Maude> --- Blockiness 1
>
> red b(
>     0,
>     1
> ) .
result NzNat: 1
Maude>
> red b(
>     1 1 1,
>     3
> ) .
result NzNat: 1
Maude>
> red b(
>     0 1
>     0 0,
>     2
> ) .
result NzNat: 1
Maude>
> red b(
>     0 0 0 1 1 0 0 0
>     0 0 0 1 1 0 0 0,
>     8
> ) .
result NzNat: 1
Maude>
> red b(
>     1 1 1 0 0 0
>     1 1 1 0 0 0
>     0 0 0 0 0 0
>     0 0 1 1 1 1,
>     6
> ) .
result NzNat: 1
Maude>
> red b(
>     1 1 1 1 1
>     1 1 1 1 1
>     1 1 1 1 1
>     1 1 1 1 1,
>     5
> ) .
result NzNat: 1
Maude>
>
> --- Blockiness 2
>
> red b(
>     1 1
>     1 1,
>     2
> ) .
result NzNat: 2
Maude>
> red b(
>     0 0 0 0
>     0 0 0 0,
>     4
> ) .
result NzNat: 2
Maude>
> red b(
>     0 0 1 1 0 0 0 0
>     0 0 1 1 0 0 0 0,
>     8
> ) .
result NzNat: 2
Maude>
> red b(
>     0 0 1 1 0 0 0 0
>     0 0 1 1 0 0 0 0
>     1 1 0 0 0 0 0 0
>     1 1 0 0 0 0 0 0,
>     8
> ) .
result NzNat: 2
Maude>
>
> --- Blockiness 3
>
> red b(
>     0 0 0 0 0 0 1 1 1
>     0 0 0 0 0 0 1 1 1
>     0 0 0 0 0 0 1 1 1,
>     9
> ) .
result NzNat: 3
Maude>
> red b(
>     1 1 1 0 0 0 1 1 1
>     1 1 1 0 0 0 1 1 1
>     1 1 1 0 0 0 1 1 1
>     0 0 0 1 1 1 0 0 0
>     0 0 0 1 1 1 0 0 0
>     0 0 0 1 1 1 0 0 0,
>     9
> ) .
result NzNat: 3
Maude>
>
> --- Blockiness 4
>
> red b(
>     0 0 0 0 0 0 0 0
>     0 0 0 0 0 0 0 0
>     0 0 0 0 0 0 0 0
>     0 0 0 0 0 0 0 0,
>     8
> ) .
result NzNat: 4
Maude>
> red b(
>     0 0 0 0 0 0 0 0 1 1 1 1
>     0 0 0 0 0 0 0 0 1 1 1 1
>     0 0 0 0 0 0 0 0 1 1 1 1
>     0 0 0 0 0 0 0 0 1 1 1 1
>     0 0 0 0 0 0 0 0 1 1 1 1
>     0 0 0 0 0 0 0 0 1 1 1 1
>     0 0 0 0 0 0 0 0 1 1 1 1
>     0 0 0 0 0 0 0 0 1 1 1 1,
>     12
> ) .
result NzNat: 4


### Ungolfed

mod M is
pr LIST{Nat} * (op size to z) .

ops b n : Nat Nat ~> Nat .

var A B M N W X Y Z : [Nat] .

eq b(M, W) = n(M, W s W) .

ceq n(M, W s N) = n(M, W N)
if X A Y B Z := M
/\ W rem N + z(M) quo W rem N =/= 0
or A + B == 1
and z(X) quo W quo N (z(X) rem W quo N)
== z(X A Y) quo W quo N (z(X A Y) rem W quo N) .
eq n(M, W s N) = N [owise] .
endm


For a given N, we essentially test every partition of the input list into five sublists (including ones where A and B aren't single elements).
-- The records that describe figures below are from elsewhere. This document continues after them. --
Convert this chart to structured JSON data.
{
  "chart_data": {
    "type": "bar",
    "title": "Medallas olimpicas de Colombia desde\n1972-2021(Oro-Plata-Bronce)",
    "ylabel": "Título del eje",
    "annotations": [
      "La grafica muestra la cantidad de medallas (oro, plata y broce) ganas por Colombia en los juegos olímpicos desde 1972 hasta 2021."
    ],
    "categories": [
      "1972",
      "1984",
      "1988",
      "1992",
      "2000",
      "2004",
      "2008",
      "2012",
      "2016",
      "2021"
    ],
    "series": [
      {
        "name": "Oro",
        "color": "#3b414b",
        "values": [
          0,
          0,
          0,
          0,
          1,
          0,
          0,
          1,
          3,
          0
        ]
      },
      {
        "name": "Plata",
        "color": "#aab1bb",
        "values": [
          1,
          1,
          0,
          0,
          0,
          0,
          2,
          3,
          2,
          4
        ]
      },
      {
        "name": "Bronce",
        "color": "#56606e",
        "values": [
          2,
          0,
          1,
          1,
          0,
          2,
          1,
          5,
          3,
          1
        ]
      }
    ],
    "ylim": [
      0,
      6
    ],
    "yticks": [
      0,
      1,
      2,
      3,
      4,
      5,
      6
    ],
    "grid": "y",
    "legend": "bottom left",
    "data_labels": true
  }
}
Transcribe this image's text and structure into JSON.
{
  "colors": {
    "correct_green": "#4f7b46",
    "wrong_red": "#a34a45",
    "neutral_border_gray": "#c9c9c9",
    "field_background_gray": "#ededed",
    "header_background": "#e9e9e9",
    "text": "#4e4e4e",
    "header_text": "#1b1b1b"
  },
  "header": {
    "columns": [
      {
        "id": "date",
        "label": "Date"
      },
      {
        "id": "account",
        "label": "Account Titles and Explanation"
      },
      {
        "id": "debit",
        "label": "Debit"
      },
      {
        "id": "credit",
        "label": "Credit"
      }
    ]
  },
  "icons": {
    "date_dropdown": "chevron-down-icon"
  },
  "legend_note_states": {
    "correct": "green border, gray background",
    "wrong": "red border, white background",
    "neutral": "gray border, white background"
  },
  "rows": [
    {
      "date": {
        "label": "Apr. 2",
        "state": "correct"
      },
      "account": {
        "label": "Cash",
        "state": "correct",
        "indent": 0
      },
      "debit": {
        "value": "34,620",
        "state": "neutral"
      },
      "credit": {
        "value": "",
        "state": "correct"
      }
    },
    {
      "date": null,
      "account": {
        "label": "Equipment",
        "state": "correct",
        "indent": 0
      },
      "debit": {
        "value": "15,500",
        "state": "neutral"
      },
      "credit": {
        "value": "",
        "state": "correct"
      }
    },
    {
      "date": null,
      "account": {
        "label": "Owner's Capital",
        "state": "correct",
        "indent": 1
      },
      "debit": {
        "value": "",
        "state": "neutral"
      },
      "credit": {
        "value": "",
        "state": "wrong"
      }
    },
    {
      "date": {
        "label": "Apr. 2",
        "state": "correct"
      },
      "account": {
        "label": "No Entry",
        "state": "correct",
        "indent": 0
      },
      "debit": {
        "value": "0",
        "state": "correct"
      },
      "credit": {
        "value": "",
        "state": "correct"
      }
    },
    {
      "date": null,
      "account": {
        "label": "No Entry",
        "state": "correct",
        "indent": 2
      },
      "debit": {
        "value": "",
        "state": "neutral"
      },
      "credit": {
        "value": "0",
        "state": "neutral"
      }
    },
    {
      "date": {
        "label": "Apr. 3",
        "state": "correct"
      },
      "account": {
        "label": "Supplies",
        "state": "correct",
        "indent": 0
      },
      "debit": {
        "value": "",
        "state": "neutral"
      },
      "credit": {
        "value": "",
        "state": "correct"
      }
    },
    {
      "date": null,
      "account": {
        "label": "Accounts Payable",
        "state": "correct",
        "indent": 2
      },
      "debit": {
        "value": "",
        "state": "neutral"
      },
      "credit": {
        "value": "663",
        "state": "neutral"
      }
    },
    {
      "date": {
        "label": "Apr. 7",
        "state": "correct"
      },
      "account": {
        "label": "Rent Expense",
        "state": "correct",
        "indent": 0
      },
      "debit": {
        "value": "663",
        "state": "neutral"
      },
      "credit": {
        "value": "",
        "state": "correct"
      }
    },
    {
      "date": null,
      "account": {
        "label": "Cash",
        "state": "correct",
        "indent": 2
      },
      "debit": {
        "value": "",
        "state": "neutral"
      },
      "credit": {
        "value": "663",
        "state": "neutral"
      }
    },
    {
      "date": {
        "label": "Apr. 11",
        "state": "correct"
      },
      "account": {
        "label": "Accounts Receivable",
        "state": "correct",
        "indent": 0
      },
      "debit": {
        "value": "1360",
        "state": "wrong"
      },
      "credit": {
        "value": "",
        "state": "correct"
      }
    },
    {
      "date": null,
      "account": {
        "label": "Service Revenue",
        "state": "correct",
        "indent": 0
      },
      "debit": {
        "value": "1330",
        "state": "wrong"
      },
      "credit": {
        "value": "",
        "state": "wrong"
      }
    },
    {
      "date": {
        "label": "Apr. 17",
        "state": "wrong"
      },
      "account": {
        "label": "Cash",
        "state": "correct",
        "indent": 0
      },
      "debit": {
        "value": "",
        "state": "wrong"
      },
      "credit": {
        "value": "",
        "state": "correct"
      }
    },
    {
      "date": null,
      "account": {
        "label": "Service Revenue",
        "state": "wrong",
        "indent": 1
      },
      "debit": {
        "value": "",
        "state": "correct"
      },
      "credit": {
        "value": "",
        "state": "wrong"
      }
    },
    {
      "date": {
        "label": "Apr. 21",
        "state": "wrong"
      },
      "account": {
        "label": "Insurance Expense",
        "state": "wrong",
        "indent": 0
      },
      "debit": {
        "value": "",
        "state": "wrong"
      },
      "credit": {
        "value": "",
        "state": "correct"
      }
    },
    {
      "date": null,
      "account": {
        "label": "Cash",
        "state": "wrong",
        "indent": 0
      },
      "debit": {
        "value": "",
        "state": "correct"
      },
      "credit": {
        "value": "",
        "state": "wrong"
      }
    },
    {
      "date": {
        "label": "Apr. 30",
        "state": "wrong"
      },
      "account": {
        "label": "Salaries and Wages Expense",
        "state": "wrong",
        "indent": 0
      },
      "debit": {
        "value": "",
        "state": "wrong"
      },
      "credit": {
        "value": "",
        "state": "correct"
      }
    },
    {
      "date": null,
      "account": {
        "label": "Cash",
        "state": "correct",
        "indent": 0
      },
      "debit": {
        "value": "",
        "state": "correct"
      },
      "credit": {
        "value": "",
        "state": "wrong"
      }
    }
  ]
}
Then we verify if that partition corresponds to an actual counter-example for N. This is very slow — the last case for blockiness 4 takes several minutes to run. But it terminates!

Saved 2 bytes by removing two pairs of parentheses. Parentheses don't often cost bytes in Maude because they can often replace a space due to tokenization weirdness, but in this case there were two pairs of parentheses next to each other.